Santiago, apóstol

Ciclo y fecha
Ciclo: 
C
Tiempo: 
Santoral
Fecha: 
25/07/2019
Lecturas
Primera lectura
Hch 4, 33; 5,12.27-33; 12,.2
El rey Herodes hizo pasar a cuchillo a Santiago
Lectura del libro de los Hechos de los Apóstoles:

En aquellos días, los apóstoles daban testimonio de la resurrección del Señor Jesús con mucho valor. Y se los miraba a todos con mucho agrado. Por mano de los apóstoles se realizaban muchos signos y prodigios en medio del pueblo. Todos se reunían con un mismo espíritu en el pórtico de Salomón. Les hicieron comparecer ante el Sanedrín y el sumo sacerdote los interrógó, diciendo: «¿No os habíamos ordenado formalmente no enseñar en ese Nombre? En cambio, habéis llenado Jerusalén con vuestra enseñanza y queréis hacernos responsables de la sangre de ese hombre». Pedro y los apóstoles replicaron: «Hay que obedecer a Dios antes que a los hombres. El Dios de nuestrtos padres resucitó a Jesús, a quien vosotros matasteis, colgándolo de un madero. Dios lo ha exaltado con su diestra, haciéndolo jefe y salvador, para otorgar a Israel la conversión y el perdón de los pecados. Testigos de esto somos nosotros y el Espíritu Santo, que Dios da a los que le obedecen». Ellos, al oír esto, se consumían de rabia y trataban de matarlos. El rey Herodes hizo pasar a cuchillo a Santiago, hermano de Juan.

Salmo responsorial
Salmo 66
Oh Dios, que te alaben los pueblos, que todos los pueblos te alaben.

Que Dios tenga piedad y nos bendiga,
ilumine su rostro sobre nosotros;
conozca la tierra tus caminos,
todos los pueblos tu salvación.

Que canten de alegría las naciones,
porque riges el mundo con justicia,
riges los pueblos con rectitud
y gobiernas las naciones de la tierra.

La tierra ha dado su fruto,
nos bendice el Señor, nuestro Dios.
Que Dios nos bendiga; que le teman
todos los confines de la tierra.

Segunda lectura
2Co 4, 7-15
Llevamos siempre y en todas partes en el cuerpo la muerte de Jesús
Lectura de la segunda carta del apóstol san Pablo a los Corintios:

Hermanos: Llevamos este tesoro en vasijas de barro, para que se vea que una fuerza tan extraordinaria es de Dios y no proviene de nosotros. Atribulados en todo, mas no aplastados; apurados, pero no desesperados; perseguidos, pero no abandonados; derribados, mas no aniquilados, llevando siempre  y en todas partes en el cuerpo la muerte de Jesús, para que también la vida de Jesús se manifieste en nuestro cuerpo. Pues, mientras vivamos, continuamente nos están entregando a la muerte por causa de Jesús; para que también la vida de Jesús  se manifieste e nuestra carne mortal. De este modo, la muerte actúa en nosotros, y la vida en vosotros.

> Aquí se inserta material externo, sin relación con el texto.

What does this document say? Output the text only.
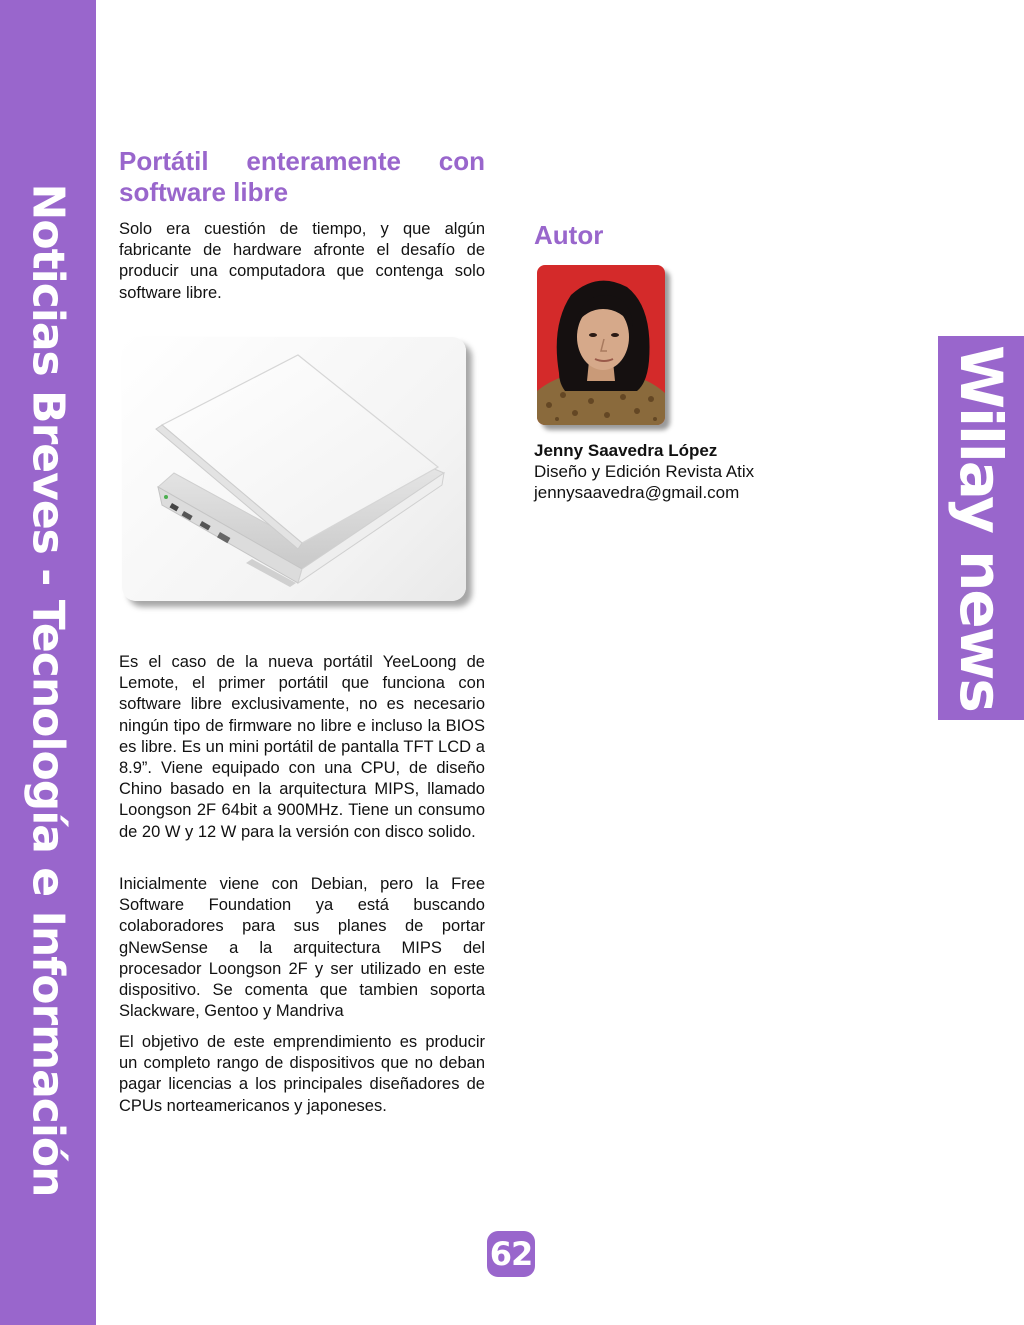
Noticias Breves - Tecnología e Información	Willay news
Portátil enteramente con software libre

Solo era cuestión de tiempo, y que algún fabricante de hardware afronte el desafío de producir una computadora que contenga solo software libre.

Es el caso de la nueva portátil YeeLoong de Lemote, el primer portátil que funciona con software libre exclusivamente, no es necesario ningún tipo de firmware no libre e incluso la BIOS es libre. Es un mini portátil de pantalla TFT LCD a 8.9”. Viene equipado con una CPU, de diseño Chino basado en la arquitectura MIPS, llamado Loongson 2F 64bit a 900MHz. Tiene un consumo de 20 W y 12 W para la versión con disco solido.

Inicialmente viene con Debian, pero la Free Software Foundation ya está buscando colaboradores para sus planes de portar gNewSense a la arquitectura MIPS del procesador Loongson 2F y ser utilizado en este dispositivo. Se comenta que tambien soporta Slackware, Gentoo y Mandriva

El objetivo de este emprendimiento es producir un completo rango de dispositivos que no deban pagar licencias a los principales diseñadores de CPUs norteamericanos y japoneses.

Autor

Jenny Saavedra López

Diseño y Edición Revista Atix

jennysaavedra@gmail.com

62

Pero teniendo el mismo espíritu de fe, según lo que está escrito: «Creí, por eso hablé», también nosotros creemos y por eso hablamos; sabiendo que quien resucitó al Señor Jesús también nos resucitará a nosotros con Jesús y nos presentará con vosotros ante Él.  Pues todo esto es para vuestro bien, a fin de que cuantos más reciban la gracia, mayor será el agradecimiento, para gloria de Dios.

Evangeli
Mt 20, 20-28
Mi cáliz lo beberéis
Lectura del santo evangelio según san Mateo:

En aquel tiempo, se acercó a Jesús la madre de los hijos de Zebedeo con sus hijos y se postró para hacerle una petición. Él le preguntó: «¿Qué deseas?». Ella contestó: «Ordena que estos dos hijos míos se sienten en tu reino, uno a tu derecha y el otro a tu izquierda». Pero Jesús replicó: «No sabéis lo que pedís. ¿Podéise beber el cáliz que yo he de beber?». Contestaron: «Podemos». Él les dijo: «Mi cáliz lo beberéis; pero sentarse a mi derecha o a mi izquierda no me toca a mí concederlo, es para aquellos para quienes lo tiene reservado mi Padre».

Los otros diez, al oír aquello, se indignaron contra los dos hermanos. Y llamándolos, Jesús les dijo: «Sabéis que los jefes de los pueblos los tiranizan y que los grandes los oprimen. No será así entre vosotros: el que quiera ser grande entre vosotros, que sea vuestro servidor, y el que quiera ser primero entre vosotros, que sea vuestro esclavo. Igual que el Hijo del hombre no ha venido a ser servido sino a servir y dar su vida en rescate por muchos».